Surely, if I dream, this will be the moment I wake, I thought, hands shaking. Surely, the knife will not hurt me.

I felt the sharp edge in a confusion of senses. I pressed harder; I waited for blood. It came, red, as in life. But as I watched it run a slow rivulet down my wrist and arm, it seemed to issue from my skin in a vapour. It vanished from me like smoke rising from a blown candle.

I lifted the knife from my hand and watched as the wound evaporated.

And then I saw that, though I held the blade, it remained on the table.

There was horror in that.

I placed my hand into a pitcher on the table and felt cool water. I pushed it over. The pitcher rolled and spilled an evanescence of liquid, and when I looked, I saw that the real pitcher remained upright.

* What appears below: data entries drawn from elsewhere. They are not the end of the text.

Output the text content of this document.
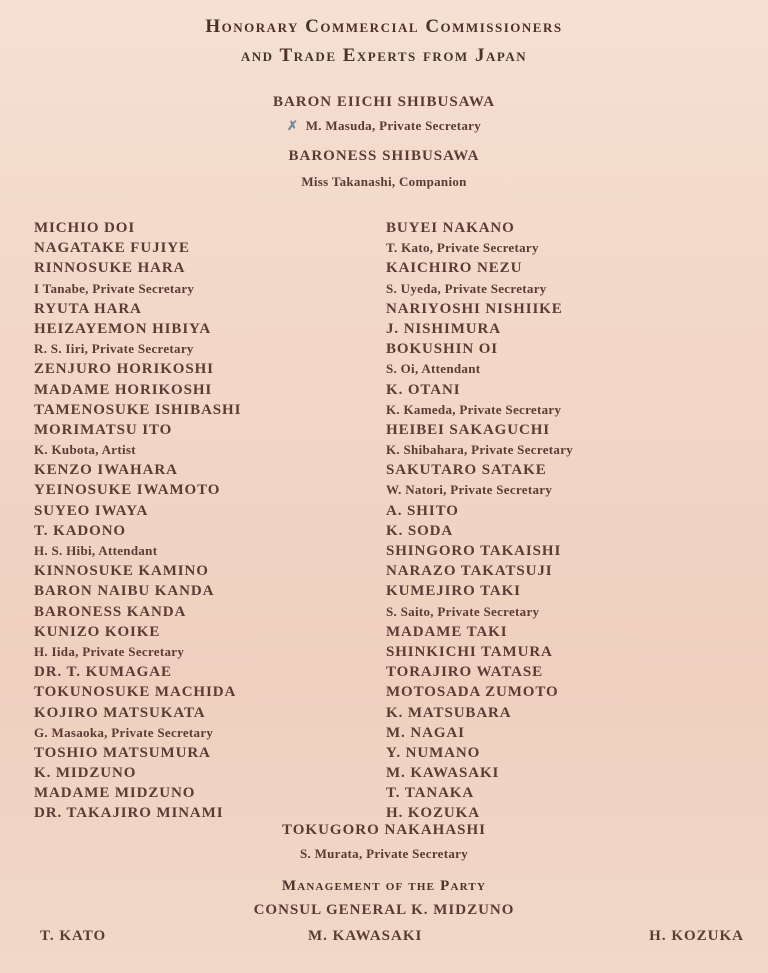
Honorary Commercial Commissioners
and Trade Experts from Japan
BARON EIICHI SHIBUSAWA
✗ M. Masuda, Private Secretary
BARONESS SHIBUSAWA
Miss Takanashi, Companion
MICHIO DOI
NAGATAKE FUJIYE
RINNOSUKE HARA
I Tanabe, Private Secretary
RYUTA HARA
HEIZAYEMON HIBIYA
R. S. Iiri, Private Secretary
ZENJURO HORIKOSHI
MADAME HORIKOSHI
TAMENOSUKE ISHIBASHI
MORIMATSU ITO
K. Kubota, Artist
KENZO IWAHARA
YEINOSUKE IWAMOTO
SUYEO IWAYA
T. KADONO
H. S. Hibi, Attendant
KINNOSUKE KAMINO
BARON NAIBU KANDA
BARONESS KANDA
KUNIZO KOIKE
H. Iida, Private Secretary
DR. T. KUMAGAE
TOKUNOSUKE MACHIDA
KOJIRO MATSUKATA
G. Masaoka, Private Secretary
TOSHIO MATSUMURA
K. MIDZUNO
MADAME MIDZUNO
DR. TAKAJIRO MINAMI
BUYEI NAKANO
T. Kato, Private Secretary
KAICHIRO NEZU
S. Uyeda, Private Secretary
NARIYOSHI NISHIIKE
J. NISHIMURA
BOKUSHIN OI
S. Oi, Attendant
K. OTANI
K. Kameda, Private Secretary
HEIBEI SAKAGUCHI
K. Shibahara, Private Secretary
SAKUTARO SATAKE
W. Natori, Private Secretary
A. SHITO
K. SODA
SHINGORO TAKAISHI
NARAZO TAKATSUJI
KUMEJIRO TAKI
S. Saito, Private Secretary
MADAME TAKI
SHINKICHI TAMURA
TORAJIRO WATASE
MOTOSADA ZUMOTO
K. MATSUBARA
M. NAGAI
Y. NUMANO
M. KAWASAKI
T. TANAKA
H. KOZUKA
TOKUGORO NAKAHASHI
S. Murata, Private Secretary
Management of the Party
CONSUL GENERAL K. MIDZUNO
T. KATO	M. KAWASAKI	H. KOZUKA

You have gone mad, I told myself. This is madness. And I sank to my haunches and pressed my face to my knees. My body shook.

And then the toddler who had been upon the floor crawled through me. I saw her plump hands reach for a dangling blanket, and they moved beyond the boundaries of my skin and I felt nothing but a vague discomfort, a pressing.

I let her crawl through me. I sat on the floor and wept in fear and confusion, and I saw my tears lift in vapour as they dropped from my cheeks. I sat there a long time, crying as people moved around me and through me, finding their places at the trestle table, saying grace and eating. I wept and rocked as they murmured, broke bread, swallowed.